An Associated Press photographer at the German frontier saw farmers stopping refrigerated trucks to verify their contents today, and one of the protest's organisers said 300 trucks had been turned back since the morning. Other vehicles were allowed to cross freely.
Police in France tend to avoid intervening in peaceful protests, and French President Francois Hollande today said he backed the farmers and called for a high-level meeting of European agricultural officials.
"Between now and then, we will continue to pressure, so that the farmers are certain, protests or not, that we are at their side," he said.

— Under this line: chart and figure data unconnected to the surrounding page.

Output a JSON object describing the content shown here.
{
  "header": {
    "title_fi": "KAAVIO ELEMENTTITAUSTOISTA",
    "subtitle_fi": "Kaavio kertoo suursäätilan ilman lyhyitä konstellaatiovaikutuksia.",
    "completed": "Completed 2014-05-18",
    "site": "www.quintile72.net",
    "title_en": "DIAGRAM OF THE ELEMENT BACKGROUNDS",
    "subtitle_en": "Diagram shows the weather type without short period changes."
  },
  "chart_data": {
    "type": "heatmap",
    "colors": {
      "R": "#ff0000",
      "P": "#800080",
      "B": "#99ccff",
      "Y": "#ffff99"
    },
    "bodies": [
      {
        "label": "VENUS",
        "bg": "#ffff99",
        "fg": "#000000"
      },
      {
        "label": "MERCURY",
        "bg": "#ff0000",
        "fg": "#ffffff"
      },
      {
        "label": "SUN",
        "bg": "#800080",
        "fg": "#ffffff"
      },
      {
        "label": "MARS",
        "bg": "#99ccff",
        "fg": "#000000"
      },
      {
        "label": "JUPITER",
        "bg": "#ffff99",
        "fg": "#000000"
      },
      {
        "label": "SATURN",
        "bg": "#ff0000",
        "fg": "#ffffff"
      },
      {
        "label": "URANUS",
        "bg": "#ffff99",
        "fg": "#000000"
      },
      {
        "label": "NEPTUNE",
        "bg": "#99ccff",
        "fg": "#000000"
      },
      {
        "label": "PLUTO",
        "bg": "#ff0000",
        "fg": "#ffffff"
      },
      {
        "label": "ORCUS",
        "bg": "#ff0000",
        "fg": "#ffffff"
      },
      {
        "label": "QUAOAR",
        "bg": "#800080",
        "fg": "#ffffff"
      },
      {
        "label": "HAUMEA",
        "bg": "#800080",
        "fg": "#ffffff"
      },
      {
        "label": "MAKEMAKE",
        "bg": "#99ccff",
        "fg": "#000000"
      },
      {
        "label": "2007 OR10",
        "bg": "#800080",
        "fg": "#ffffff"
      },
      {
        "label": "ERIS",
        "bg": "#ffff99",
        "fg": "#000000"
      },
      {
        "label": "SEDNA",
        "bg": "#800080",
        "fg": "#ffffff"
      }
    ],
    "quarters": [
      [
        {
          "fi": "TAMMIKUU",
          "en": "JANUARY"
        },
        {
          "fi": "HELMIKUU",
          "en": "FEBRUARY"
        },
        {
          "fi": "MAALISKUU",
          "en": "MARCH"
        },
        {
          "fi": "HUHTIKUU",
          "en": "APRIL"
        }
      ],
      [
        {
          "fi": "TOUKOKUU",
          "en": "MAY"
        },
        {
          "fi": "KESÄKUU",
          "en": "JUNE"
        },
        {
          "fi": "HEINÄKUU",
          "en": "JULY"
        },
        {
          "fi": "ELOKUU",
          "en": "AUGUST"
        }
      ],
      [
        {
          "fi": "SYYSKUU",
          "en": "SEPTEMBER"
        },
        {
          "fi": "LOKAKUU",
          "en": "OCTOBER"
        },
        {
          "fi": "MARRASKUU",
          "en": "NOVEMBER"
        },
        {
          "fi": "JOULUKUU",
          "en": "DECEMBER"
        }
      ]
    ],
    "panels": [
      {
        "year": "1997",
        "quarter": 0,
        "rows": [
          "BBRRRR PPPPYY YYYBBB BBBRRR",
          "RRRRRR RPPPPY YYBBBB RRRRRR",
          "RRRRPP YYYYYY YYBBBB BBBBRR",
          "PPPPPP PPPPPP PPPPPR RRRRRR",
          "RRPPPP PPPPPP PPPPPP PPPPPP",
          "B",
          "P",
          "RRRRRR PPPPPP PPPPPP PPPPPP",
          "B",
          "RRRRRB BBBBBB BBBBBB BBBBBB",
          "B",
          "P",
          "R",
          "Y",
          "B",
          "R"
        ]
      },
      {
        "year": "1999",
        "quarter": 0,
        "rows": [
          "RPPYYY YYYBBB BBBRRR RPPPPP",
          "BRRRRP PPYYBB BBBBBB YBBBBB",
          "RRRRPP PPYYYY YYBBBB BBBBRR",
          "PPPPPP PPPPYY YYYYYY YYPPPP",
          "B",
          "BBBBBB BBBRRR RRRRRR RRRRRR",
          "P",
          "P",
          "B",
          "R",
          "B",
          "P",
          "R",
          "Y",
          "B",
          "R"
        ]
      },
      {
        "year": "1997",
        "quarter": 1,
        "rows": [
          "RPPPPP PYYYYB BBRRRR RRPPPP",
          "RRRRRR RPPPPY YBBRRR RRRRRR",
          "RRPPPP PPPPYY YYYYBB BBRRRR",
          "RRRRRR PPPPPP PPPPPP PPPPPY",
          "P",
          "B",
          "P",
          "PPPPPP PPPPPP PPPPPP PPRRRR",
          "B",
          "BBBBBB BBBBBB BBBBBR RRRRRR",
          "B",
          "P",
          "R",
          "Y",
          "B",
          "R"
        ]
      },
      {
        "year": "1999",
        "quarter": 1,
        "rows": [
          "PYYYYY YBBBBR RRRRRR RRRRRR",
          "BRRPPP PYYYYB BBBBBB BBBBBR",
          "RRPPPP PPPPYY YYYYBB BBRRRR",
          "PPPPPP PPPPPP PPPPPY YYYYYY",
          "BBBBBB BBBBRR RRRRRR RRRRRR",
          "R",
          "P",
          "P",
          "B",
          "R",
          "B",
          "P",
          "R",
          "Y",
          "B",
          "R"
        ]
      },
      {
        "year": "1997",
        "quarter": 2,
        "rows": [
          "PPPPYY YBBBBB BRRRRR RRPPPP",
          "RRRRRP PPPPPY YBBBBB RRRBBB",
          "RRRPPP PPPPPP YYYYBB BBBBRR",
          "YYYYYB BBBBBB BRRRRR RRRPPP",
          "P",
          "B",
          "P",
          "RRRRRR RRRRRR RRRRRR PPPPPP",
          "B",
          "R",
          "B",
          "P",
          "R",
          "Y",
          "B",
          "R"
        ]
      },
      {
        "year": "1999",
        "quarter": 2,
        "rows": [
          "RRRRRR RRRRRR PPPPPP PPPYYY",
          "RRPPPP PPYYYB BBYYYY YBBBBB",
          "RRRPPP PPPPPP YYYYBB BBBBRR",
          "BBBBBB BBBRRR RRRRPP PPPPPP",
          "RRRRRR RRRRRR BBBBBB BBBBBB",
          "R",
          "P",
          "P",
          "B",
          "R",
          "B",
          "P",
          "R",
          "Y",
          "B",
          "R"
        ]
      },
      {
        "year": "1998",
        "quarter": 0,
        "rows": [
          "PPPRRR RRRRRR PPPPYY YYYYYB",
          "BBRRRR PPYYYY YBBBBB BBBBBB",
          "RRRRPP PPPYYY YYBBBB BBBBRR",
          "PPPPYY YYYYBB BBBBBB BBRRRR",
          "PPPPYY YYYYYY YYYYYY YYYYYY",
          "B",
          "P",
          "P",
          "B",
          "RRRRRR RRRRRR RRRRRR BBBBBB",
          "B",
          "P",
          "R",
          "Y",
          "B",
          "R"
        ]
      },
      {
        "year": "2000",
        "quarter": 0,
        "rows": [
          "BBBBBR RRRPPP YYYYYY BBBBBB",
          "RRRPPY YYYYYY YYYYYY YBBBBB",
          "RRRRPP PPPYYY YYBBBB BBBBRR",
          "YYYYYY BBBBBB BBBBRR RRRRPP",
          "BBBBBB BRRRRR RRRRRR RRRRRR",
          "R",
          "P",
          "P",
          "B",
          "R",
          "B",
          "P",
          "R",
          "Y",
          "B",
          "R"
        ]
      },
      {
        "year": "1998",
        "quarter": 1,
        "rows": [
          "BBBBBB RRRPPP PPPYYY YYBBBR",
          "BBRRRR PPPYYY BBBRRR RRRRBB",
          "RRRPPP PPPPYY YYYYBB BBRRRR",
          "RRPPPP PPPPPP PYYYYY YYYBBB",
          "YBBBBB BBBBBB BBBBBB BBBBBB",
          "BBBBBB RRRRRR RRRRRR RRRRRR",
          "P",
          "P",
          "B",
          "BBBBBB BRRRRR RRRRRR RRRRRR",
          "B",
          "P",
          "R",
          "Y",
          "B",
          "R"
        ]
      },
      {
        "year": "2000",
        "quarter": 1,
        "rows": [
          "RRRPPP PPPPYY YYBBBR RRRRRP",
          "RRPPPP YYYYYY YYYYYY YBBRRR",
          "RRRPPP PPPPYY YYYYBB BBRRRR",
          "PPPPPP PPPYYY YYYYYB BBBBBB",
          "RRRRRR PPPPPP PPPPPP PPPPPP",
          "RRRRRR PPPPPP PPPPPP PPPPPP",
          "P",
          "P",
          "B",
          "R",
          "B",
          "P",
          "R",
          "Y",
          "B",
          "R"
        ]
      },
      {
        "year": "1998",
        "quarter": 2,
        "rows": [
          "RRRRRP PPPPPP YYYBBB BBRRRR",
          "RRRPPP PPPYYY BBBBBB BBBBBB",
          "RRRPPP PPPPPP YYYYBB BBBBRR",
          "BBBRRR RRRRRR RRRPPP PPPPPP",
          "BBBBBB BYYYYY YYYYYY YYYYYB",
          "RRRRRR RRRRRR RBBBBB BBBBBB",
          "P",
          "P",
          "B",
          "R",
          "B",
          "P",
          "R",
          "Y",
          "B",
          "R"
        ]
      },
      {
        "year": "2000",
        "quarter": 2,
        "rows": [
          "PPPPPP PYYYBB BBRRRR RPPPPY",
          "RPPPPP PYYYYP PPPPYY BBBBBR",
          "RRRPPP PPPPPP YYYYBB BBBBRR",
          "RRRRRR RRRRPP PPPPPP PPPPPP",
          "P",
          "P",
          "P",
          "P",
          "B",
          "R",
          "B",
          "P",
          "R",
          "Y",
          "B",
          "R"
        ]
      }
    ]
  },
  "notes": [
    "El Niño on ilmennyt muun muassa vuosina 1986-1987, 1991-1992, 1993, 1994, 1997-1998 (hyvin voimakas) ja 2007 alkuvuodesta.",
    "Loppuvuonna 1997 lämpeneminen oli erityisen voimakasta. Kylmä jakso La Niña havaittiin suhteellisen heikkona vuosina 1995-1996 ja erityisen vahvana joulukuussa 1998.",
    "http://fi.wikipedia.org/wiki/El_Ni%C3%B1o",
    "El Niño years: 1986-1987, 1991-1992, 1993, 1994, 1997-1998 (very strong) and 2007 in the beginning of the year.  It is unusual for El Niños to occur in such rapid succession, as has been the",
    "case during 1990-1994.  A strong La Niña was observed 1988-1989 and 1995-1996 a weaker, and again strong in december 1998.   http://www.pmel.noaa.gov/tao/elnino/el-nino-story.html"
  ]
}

The farmers also blocked the Spanish and German border highways yesterday as part of an ongoing protest against low prices caused by cheap imports and pressure from grocery chains that have put about 10 percent of livestock farms on the verge of bankruptcy, according to the government.
"French agriculture is suffocating and no one realises it and no one says anything," Franck Sander, president of the main farmers' federation in the Bas-Rhin region, told France-Info radio.
A senior official with the German Farmers' Association expressed understanding for French farmers' demand for higher producer prices, but argued that their criticism of wage costs in Germany is no longer justified. Germany introduced a national minimum wage of 8.50 euros (USD 9.3) an hour this year, which will have a negative impact on farming, deputy general secretary Udo Hemmerling told N24 television.